Lessenberry criticized Simon for failing to get ahead of the Nassar story and send a decisive message to the university community.
He cited research done by the Michigan Information and Research Service, which asked public relations professionals about MSU’s brand given the recent sexual assault and sexual harassment scandals.
“A negative number is about where MSU’s public reputation is at the moment,” T.J. Bucholz of Vanguard Public Affairs said, as reported by The Toledo Blade.
Lessenberry likened Simon’s presidency to that of Richard Nixon, and ended his column by asking if it’s too late to rehabilitate MSU’s — and Simon’s — public image.
Kamerin Moore’s Video
Former gymnast Kamerin Moore posted a video on YouTube detailing her experiences with Nassar.
Moore recently took a training course to become a gymnastics coach herself, and Nassar immediately came to mind when the class listed signs of child predators, Moore said in the video.
“He used to volunteer his time with kids, which made him look like an amazing person, but he was really volunteering his time so he could abuse children," Moore said in the video.
Moore was only able to stop being treated by Nassar by pretending she was feeling better.
“I lied to my coaches, I lied to him, I lied to my mom,” Moore said in the video. “I lied to everyone and said that my back and hamstrings were feeling better and that I wasn’t in pain anymore so that I didn’t have to have these treatments done.”

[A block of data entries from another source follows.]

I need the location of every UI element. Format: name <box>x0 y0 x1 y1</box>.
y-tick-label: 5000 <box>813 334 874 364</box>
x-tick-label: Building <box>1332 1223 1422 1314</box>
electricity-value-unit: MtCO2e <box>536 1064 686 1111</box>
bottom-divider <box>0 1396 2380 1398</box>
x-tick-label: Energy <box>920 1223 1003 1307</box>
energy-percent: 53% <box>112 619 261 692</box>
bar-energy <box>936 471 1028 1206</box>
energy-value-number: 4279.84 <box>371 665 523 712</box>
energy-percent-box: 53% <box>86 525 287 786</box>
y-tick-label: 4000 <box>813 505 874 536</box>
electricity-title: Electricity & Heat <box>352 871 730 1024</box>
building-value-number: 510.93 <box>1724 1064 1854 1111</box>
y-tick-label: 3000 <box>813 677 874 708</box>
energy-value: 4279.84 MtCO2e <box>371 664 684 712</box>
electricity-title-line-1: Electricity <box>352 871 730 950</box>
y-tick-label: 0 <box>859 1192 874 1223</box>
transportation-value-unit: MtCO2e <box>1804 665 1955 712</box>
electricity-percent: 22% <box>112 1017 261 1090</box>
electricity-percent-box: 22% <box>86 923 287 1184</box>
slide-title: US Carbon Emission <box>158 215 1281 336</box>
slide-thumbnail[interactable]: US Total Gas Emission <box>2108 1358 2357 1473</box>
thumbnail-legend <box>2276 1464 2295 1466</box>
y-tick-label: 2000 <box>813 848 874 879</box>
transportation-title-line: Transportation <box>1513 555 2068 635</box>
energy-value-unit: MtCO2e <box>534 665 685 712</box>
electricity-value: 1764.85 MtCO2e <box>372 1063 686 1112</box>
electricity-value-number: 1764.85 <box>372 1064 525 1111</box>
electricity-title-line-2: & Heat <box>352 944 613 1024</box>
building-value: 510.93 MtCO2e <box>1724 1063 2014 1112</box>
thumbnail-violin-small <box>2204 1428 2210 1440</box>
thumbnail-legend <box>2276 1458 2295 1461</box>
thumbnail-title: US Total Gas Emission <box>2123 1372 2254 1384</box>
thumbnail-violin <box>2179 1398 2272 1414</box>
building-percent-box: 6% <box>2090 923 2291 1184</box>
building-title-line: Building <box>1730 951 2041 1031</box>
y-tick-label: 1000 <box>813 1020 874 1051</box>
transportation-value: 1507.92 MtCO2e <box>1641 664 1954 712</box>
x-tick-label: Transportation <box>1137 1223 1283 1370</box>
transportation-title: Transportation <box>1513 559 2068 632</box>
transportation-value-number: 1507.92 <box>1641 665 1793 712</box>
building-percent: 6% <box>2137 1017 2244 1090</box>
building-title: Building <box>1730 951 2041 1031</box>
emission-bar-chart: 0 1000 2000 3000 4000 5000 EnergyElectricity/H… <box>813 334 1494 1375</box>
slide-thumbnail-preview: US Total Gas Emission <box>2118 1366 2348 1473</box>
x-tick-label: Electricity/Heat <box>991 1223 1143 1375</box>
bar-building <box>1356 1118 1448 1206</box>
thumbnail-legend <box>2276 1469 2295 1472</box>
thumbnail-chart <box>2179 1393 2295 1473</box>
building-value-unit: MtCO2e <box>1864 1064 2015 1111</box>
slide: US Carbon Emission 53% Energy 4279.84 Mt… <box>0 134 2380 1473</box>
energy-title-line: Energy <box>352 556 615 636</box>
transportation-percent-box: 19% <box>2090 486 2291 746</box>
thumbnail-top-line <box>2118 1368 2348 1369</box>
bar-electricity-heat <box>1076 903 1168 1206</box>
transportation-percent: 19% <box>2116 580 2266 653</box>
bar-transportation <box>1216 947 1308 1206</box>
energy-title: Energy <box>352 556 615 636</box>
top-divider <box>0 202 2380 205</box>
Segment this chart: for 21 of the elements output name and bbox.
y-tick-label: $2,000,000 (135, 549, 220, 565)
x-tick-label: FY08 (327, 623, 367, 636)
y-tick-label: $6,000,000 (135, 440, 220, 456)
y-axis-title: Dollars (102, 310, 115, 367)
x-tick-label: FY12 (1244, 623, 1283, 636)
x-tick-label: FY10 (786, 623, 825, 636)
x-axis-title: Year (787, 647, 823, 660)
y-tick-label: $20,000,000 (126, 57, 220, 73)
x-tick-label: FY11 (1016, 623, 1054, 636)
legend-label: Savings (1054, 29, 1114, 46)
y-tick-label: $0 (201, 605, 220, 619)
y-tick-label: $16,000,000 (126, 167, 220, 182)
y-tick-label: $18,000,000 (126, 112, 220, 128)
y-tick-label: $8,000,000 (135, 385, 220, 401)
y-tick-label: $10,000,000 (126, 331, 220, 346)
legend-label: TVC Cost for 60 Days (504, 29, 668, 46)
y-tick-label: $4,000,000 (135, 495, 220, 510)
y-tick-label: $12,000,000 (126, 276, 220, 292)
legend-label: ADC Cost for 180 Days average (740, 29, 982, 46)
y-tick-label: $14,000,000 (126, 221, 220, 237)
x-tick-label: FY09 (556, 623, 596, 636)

Updates on Judge Rosemarie Aquilina’s Gag Order
Ingham County Circuit Court Judge Rosemarie Aquilina issued a gag order on March 27 to bar current and potential Nassar plaintiffs and their attorneys from publicly discussing details of the case.
More than 80 alleged Nassar victims and their attorneys filed a lawsuit against Aquilina, saying the order was too broad and limited their First Amendment rights.
Neff dismissed the case on April 14, but the plaintiffs have filed a motion for reconsideration, citing their intention to amend the original complaint to include Aquilina’s new gag order, according to court documents.